Au final, la situation semble problématique tant pour les personnels que pour l'institution. Au cours de nos déplacements, nombre de militaires nous ont confié avoir le sentiment de s'épuiser pour rien, face à des processus difficilement lisibles. Même les critères d'éligibilité et de priorité – sur lesquels nous pourrons revenir – semblent méconnus. Ce constat est d'ailleurs partagé par les états-majors, qui conduisent régulièrement des enquêtes de terrain pour évaluer le moral des personnels. Pour adresser leur dossier, les personnels doivent joindre des dizaines de pièces, en version papier le plus souvent. Il en résulte un sentiment de frustration, d'autant plus important que les interlocuteurs sont peu accessibles, surtout en Île-de-France.
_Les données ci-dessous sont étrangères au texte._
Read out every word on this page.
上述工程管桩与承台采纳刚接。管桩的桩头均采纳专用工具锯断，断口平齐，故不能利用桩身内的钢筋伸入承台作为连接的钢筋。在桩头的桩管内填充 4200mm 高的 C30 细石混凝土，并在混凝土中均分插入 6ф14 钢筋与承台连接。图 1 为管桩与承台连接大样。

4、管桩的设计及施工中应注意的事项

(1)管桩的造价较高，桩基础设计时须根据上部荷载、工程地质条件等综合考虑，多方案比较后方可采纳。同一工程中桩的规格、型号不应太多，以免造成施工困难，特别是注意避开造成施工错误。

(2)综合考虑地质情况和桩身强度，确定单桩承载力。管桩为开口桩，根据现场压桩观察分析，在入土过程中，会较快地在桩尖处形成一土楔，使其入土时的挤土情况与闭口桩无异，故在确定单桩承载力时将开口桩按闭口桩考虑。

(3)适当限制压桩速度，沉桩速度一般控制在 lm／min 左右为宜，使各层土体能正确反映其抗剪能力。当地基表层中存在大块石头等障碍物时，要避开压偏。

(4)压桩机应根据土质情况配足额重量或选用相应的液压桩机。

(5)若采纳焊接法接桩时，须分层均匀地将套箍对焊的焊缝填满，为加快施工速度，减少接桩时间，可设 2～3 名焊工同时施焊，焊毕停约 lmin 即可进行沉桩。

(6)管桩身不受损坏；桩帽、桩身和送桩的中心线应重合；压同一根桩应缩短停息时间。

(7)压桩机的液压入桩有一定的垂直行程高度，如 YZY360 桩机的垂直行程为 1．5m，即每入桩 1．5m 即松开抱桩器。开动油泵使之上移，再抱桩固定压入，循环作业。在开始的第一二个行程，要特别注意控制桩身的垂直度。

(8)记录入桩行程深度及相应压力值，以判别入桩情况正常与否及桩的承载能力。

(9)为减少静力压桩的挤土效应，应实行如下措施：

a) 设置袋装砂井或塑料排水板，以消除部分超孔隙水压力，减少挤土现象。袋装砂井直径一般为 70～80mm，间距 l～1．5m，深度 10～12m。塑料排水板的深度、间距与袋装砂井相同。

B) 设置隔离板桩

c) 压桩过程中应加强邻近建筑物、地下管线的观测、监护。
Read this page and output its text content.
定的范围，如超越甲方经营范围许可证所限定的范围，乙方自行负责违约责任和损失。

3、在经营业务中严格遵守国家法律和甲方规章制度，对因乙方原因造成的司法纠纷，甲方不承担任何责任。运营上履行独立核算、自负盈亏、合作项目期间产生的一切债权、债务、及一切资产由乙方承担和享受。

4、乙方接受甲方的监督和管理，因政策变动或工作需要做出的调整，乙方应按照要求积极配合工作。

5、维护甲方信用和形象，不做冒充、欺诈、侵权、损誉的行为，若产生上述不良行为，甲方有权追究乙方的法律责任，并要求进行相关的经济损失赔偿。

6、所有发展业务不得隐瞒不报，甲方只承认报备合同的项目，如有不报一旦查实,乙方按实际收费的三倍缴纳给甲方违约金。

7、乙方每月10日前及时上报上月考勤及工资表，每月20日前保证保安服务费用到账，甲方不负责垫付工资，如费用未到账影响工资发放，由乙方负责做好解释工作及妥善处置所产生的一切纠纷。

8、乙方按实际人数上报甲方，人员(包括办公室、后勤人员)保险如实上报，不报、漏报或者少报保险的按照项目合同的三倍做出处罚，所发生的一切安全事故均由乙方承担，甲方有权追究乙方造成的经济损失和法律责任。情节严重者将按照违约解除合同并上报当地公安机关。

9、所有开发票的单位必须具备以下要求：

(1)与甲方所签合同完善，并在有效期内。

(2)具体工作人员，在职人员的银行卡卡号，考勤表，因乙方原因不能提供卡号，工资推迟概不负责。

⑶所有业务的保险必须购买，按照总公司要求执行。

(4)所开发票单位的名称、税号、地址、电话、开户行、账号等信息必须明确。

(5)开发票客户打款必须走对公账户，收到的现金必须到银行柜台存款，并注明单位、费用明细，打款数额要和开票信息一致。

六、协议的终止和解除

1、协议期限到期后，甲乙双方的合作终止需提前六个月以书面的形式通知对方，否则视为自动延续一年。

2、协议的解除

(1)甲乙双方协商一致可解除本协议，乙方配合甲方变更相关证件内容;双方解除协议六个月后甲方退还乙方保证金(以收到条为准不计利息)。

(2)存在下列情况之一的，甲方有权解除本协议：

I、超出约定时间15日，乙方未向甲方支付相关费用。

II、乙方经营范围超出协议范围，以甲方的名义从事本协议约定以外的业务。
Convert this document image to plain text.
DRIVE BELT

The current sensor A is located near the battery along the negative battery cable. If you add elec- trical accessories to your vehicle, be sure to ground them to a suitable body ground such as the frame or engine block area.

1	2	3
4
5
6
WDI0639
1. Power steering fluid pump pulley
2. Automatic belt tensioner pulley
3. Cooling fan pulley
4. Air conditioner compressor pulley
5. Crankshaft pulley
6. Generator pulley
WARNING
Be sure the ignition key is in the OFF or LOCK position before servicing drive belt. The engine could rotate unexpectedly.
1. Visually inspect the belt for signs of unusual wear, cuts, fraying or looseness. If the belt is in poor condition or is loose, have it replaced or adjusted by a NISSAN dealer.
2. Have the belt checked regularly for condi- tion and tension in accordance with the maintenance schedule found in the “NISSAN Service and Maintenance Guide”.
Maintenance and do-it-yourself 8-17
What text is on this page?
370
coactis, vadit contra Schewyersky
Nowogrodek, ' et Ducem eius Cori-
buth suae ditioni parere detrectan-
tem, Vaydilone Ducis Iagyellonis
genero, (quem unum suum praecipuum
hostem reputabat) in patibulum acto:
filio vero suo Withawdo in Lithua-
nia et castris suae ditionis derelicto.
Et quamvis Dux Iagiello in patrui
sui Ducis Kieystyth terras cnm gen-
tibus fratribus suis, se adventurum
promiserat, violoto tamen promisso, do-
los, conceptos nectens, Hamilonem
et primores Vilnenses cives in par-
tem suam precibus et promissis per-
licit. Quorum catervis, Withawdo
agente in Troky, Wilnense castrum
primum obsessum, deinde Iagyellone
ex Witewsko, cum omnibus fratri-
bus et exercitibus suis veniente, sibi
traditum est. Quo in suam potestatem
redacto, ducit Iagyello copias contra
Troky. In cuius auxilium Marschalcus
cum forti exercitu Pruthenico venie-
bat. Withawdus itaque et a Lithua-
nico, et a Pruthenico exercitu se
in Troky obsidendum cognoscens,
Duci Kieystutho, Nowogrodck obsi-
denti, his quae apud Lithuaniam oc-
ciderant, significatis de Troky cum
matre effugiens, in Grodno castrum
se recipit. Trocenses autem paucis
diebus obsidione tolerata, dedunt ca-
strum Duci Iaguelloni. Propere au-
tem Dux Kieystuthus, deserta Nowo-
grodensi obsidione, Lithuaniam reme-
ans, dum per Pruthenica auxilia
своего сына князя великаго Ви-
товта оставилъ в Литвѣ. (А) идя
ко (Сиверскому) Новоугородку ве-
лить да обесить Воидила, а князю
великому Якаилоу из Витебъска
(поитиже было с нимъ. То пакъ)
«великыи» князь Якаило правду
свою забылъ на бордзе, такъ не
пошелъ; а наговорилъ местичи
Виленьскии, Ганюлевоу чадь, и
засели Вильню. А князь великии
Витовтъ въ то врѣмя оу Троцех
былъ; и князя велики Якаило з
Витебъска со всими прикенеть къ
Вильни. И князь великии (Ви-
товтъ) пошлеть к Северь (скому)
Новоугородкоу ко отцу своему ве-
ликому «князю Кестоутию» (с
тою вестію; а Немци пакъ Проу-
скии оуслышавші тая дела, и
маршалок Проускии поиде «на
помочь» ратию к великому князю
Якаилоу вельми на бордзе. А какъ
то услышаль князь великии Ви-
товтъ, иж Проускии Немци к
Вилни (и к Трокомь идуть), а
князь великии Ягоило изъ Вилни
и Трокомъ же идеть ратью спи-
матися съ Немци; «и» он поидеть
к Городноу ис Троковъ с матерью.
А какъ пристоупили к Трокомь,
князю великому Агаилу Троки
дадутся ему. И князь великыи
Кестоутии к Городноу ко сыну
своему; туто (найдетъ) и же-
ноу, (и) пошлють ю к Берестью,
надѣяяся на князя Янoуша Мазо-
D'aucuns évoquent ainsi une déshumanisation, d'autant plus problématique que la recherche d'un logement nécessiterait un accompagnement de proximité et, surtout, un accompagnement personnalisé.
Ce sentiment de frustration, alimenté par des décisions parfois incomprises de cession de patrimoine – îlot Saint-Germain à Paris, par exemple – peut aussi nourrir une forme de ressentiment à l'égard des personnels les moins mobiles, qui empêcheraient la rotation des logements. Fort logiquement, de telles tensions sont particulièrement vives dans les zones tendues, essentiellement en région parisienne, où le logement constitue une source d'angoisse particulièrement vive.
Il y a là un enjeu d'importance pour les armées alors que, comme nous le savons tous ici, « il n'y a pas de militaire heureux sans famille heureuse ». Dès lors qu'il est question de logement, il convient de prendre en compte la famille entière, et pas uniquement le ou les militaires. Rien que pour l'armée de terre, cela correspond à 58 000 conjoints et 121 000 enfants. Dans ce contexte, le « toit » constitue bien la première brique de la fidélisation.